Covidien shareholders who sell their shares in the "regular-way" market before June 28, 2013, will also be selling their entitlement to receive Mallinckrodt ordinary shares in the distribution. Covidien shareholders are encouraged to consult with their financial advisors regarding the specific consequences of selling Covidien ordinary shares on or before June 28, 2013.
On July 1, 2013, regular-way trading will commence on the NYSE for Mallinckrodt under the symbol "MNK" and will continue for Covidien under the symbol "COV."

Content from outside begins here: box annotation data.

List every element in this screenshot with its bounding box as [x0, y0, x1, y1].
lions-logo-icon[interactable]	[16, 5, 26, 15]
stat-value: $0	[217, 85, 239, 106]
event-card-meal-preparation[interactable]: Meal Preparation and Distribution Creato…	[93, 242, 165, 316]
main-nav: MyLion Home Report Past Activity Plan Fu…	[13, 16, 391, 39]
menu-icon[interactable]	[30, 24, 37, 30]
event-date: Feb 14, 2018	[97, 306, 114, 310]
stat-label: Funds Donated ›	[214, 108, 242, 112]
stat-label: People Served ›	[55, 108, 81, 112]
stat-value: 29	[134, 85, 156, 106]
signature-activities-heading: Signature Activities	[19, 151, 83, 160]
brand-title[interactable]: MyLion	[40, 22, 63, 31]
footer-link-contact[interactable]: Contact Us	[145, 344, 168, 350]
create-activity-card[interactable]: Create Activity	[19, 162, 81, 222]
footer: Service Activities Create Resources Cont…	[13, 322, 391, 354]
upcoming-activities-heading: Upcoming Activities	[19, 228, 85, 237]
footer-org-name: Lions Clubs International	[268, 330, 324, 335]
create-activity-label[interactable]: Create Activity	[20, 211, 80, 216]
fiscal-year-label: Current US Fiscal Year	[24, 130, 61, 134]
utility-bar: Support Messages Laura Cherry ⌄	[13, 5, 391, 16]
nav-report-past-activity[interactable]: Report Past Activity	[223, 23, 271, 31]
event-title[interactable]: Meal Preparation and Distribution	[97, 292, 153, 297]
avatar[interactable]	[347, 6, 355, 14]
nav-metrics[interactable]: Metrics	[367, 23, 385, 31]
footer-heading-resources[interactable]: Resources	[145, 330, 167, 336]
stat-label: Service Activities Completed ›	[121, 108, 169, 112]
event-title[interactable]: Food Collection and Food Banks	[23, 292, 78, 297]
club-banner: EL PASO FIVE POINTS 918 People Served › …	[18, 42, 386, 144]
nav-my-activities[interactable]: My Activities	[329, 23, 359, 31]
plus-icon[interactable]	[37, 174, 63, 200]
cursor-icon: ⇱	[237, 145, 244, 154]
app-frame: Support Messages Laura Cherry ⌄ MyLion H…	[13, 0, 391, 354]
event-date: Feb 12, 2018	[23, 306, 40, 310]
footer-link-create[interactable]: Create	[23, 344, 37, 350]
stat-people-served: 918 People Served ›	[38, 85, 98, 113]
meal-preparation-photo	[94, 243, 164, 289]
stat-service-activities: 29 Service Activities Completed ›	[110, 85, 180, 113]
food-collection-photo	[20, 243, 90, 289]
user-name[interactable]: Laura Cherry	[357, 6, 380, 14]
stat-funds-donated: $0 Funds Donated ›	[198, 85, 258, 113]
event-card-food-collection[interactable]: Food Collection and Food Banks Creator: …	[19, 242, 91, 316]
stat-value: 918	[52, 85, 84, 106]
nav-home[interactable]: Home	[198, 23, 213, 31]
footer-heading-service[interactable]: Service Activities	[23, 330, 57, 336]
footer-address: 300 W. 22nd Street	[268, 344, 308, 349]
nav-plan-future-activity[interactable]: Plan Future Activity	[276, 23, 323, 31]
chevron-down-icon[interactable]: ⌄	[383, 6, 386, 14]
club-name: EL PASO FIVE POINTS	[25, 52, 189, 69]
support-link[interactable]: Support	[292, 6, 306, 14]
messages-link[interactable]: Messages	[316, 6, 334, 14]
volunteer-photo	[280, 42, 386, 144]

Covidien is a leading global healthcare products company that creates innovative medical solutions for better patient outcomes and delivers value through clinical leadership and excellence. Covidien manufactures, distributes and services a diverse range of industry-leading product lines in three segments: Medical Devices, Pharmaceuticals and Medical Supplies. With 2012 revenue of $11.9 billion, Covidien has 43,000 employees worldwide in 70 countries, and its products are sold in over 140 countries. Please visit
to learn more about our business.
Any statements contained in this communication that do not describe historical facts may constitute forward-looking statements as that term is defined in the Private Securities Litigation Reform Act of 1995. Such forward-looking statements include, but are not limited to, statements about the Company’s planned spin-off of its Pharmaceuticals business including the timing and effect of the transaction. Any forward-looking statements contained herein are based on our management's current beliefs and expectations, but are subject to a number of risks, uncertainties and changes in circumstances, which may cause actual results or Company actions to differ materially from what is expressed or implied by these statements. The factors that could cause actual future results to differ materially from current expectations include, but are not limited to, our ability to effectively introduce and market new products or keep pace with advances in technology, the reimbursement practices of a small number of large public and private insurers, cost-containment efforts of customers, purchasing groups, third-party payors and governmental organizations, intellectual property rights disputes, complex and costly regulation, including healthcare fraud and abuse regulations and the Foreign Corrupt Practices Act, manufacturing or supply chain problems or disruptions, rising commodity costs, recalls or safety alerts and negative publicity relating to Covidien or its products, product liability losses and other litigation liability, divestitures of some of our businesses or product lines, our ability to execute strategic acquisitions of, investments in or alliances with other companies and businesses, competition, risks associated with doing business outside of the United States, foreign currency exchange rates, environmental remediation costs and unanticipated developments that may prevent, delay, alter the terms of or otherwise negatively affect the planned spin-off. These and other factors are identified and described in more detail in our Annual Report on Form 10-K for the fiscal year ended September 28, 2012, and in subsequent filings with the SEC. We disclaim any obligation to update these forward-looking statements other than as required by law.